CHERNOBYL: DE CÓMO LAS MENTIRAS PUEDEN SER RADIACTIVAS Y ACABAR CON EL MUNDO

Por: Yudy A. Novoa

Las mentiras pueden ser radiactivas. Pueden hacer volar por los aires reactores, Estados, naciones, ideas, teorías e imperios, destruirlos completamente a niveles atómicos, poniendo en peligro toda forma de vida en la tierra y enterrando a la especie humana en su propia miseria en un abrir y cerrar de ojos. Eso es Chernobyl.

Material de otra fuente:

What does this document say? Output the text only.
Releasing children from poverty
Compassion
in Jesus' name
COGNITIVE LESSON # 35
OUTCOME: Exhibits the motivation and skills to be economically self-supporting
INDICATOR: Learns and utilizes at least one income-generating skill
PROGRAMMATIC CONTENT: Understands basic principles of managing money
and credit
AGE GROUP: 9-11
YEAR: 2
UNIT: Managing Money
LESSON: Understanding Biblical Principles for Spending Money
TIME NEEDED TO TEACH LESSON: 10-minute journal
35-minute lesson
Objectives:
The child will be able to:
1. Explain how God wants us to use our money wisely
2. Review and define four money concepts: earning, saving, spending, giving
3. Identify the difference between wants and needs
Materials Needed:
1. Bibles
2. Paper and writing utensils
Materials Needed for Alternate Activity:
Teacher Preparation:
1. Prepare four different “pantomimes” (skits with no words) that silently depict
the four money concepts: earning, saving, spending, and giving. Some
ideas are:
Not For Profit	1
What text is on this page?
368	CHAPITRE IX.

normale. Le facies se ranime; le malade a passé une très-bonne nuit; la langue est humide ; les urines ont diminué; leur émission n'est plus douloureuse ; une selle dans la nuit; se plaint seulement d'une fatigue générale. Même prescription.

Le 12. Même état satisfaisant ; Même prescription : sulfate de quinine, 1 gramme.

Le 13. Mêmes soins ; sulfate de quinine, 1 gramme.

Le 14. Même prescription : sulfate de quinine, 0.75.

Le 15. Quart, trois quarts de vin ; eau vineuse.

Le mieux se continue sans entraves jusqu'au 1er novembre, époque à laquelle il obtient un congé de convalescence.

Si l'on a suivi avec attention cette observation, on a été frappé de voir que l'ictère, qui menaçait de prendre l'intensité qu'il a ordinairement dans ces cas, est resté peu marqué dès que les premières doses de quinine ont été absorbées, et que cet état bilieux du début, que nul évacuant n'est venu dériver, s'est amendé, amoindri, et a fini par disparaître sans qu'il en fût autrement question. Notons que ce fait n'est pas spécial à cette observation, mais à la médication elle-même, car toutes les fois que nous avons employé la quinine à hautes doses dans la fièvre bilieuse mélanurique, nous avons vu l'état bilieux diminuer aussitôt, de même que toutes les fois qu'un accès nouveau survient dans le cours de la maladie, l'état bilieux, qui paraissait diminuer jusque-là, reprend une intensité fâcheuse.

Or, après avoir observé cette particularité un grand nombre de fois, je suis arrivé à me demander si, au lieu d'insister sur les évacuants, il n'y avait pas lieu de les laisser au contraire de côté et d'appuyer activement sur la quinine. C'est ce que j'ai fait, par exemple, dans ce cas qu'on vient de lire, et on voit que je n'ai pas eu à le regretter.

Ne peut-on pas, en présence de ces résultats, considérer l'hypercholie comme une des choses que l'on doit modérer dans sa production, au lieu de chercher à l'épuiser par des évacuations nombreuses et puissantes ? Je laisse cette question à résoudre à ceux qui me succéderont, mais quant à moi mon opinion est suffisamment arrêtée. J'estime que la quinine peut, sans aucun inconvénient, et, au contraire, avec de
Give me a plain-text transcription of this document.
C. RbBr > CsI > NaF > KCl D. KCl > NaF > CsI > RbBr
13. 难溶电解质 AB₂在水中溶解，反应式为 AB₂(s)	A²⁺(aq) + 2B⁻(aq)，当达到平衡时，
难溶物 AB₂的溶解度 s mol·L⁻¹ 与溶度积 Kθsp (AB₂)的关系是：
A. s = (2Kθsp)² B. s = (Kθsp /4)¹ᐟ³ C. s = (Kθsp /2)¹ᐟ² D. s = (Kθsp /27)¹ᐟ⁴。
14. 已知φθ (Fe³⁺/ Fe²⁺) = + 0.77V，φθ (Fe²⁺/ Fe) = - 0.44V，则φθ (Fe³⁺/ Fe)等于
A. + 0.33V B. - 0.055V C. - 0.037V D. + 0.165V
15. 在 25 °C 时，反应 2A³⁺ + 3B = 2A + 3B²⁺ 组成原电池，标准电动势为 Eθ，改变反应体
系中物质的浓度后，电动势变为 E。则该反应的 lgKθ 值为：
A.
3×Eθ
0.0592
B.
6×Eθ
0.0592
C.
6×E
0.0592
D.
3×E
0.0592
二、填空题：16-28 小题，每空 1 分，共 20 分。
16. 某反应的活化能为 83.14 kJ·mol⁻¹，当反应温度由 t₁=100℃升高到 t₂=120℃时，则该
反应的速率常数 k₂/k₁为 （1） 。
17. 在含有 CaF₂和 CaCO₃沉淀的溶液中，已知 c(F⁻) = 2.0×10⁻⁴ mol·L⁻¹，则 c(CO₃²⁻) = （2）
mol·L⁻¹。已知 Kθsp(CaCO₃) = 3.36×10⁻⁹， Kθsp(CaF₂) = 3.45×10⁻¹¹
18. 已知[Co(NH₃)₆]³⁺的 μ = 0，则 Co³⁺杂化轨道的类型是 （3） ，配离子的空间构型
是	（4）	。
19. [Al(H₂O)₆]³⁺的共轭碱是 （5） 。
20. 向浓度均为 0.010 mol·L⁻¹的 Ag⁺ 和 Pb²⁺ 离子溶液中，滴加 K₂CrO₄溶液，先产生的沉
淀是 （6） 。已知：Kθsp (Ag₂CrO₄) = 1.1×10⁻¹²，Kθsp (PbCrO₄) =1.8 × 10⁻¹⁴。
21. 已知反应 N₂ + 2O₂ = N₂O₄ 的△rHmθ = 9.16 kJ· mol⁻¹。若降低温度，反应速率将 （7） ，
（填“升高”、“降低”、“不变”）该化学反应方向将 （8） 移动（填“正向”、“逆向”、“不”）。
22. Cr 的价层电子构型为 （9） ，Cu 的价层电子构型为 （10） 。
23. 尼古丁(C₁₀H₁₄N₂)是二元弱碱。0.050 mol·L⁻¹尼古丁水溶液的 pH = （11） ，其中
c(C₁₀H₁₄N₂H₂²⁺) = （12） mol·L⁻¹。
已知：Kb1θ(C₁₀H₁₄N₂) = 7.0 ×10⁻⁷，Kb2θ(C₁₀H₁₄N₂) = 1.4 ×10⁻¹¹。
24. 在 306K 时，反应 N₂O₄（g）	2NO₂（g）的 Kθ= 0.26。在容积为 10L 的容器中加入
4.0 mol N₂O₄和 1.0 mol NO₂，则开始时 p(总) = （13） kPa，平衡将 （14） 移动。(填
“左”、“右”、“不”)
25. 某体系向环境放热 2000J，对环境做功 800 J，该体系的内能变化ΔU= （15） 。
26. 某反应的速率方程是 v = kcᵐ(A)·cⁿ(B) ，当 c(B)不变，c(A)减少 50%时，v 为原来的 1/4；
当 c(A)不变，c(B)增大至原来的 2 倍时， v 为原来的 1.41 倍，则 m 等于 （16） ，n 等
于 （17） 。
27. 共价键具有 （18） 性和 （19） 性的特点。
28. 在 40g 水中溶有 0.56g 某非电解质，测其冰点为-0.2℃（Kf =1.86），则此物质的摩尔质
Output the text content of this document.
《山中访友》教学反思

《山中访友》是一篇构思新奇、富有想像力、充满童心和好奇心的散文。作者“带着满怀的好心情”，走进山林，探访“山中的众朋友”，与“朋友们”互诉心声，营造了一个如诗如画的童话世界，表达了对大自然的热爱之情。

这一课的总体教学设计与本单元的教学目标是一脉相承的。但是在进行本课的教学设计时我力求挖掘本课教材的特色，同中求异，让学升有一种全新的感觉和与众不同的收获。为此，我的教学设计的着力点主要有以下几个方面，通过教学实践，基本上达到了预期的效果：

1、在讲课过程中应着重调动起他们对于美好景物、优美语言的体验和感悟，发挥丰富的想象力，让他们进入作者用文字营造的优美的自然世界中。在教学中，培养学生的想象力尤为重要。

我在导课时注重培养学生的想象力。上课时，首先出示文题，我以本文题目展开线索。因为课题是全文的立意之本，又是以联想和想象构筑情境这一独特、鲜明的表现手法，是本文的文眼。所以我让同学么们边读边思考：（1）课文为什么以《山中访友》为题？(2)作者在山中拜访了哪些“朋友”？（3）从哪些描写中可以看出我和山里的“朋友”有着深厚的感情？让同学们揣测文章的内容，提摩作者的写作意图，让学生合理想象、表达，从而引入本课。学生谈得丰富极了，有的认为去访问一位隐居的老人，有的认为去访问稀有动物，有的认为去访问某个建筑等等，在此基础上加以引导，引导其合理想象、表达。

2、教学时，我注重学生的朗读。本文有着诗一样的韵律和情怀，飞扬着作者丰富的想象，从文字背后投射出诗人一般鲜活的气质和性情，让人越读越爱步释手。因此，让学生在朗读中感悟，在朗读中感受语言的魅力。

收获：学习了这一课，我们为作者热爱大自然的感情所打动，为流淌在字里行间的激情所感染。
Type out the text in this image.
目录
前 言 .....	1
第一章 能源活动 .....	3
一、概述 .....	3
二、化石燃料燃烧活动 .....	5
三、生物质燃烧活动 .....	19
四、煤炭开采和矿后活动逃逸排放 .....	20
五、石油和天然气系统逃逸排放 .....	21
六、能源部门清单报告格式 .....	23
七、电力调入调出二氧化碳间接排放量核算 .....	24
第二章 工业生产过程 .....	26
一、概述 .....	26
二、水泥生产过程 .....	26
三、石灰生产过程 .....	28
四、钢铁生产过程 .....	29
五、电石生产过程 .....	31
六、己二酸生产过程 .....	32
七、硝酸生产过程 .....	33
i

Se cumplen 35 años de la peor catástrofe nuclear en la historia de la humanidad, una en la que se liberó un nivel de radiación equivalente a 350 bombas de Hiroshima (Alexievich, 2015) y su impacto sigue tan vivo, como lo estará por los 20.000 años en los que la zona de exclusión (la más afectada por la radiación) no podrá ser habitable (National Geographic, 2019).

Un recordatorio perpetuo de la manera en que la estupidez y la mezquindad humanas permanecen, de la facilidad con que pueden condenar a regiones completas del planeta, a todos los seres vivos que las habitan y a generaciones enteras de personas, a sufrir eternamente por la poquedad de unas élites políticas hipócritas y criminales desleales a los lemas que pregonan y a su propio pueblo. Es por eso que Chernobyl es una llaga que nunca curará, una herida perenne causada por la humanidad, que nos enfrenta con lo peor que somos como especie.

Una muestra profundamente conmovedora y desgarradora de esta realidad se retrata magistralmente en el libro Voces de Chernobyl, de la escritora bielorrusa Svetlana Alexievich, ganadora del premio Nobel de Literatura 2015, en el que con su estilo característico y desplegando un género de escritura polifónica que ella misma ha creado, narra las historias de vida de quienes han sufrido directamente esta hecatombe. De hecho, con base en este libro se realizó la galardonada y aclamada miniserie Chernobyl de HBO en el 2019, la cual reproduce para la televisión de forma excepcional esta tragedia.

Los testimonios del libro de Alexievich dan cuenta de lo vivido por personas que han estado en un lugar en el que nadie más ha estado y que han visto lo que nadie más ha visto. Algo que supera cualquier capacidad de entendimiento humano. Lo más parecido a un auténtico apocalipsis con el que la humanidad se encuentra hoy en deuda, que no ha podido comprender y mucho menos reparar. Esto lo señalan sus víctimas: “(…) he viajado a la zona de Chernobyl. Ya había estado muchas veces. Y allí he comprendido que me veo impotente. Que no comprendo. Y me estoy destruyendo con esta incapacidad de comprender. Porque no reconozco este mundo, un mundo en el que todo ha cambiado. Hasta el mal es distinto” (Alexievich, 2015).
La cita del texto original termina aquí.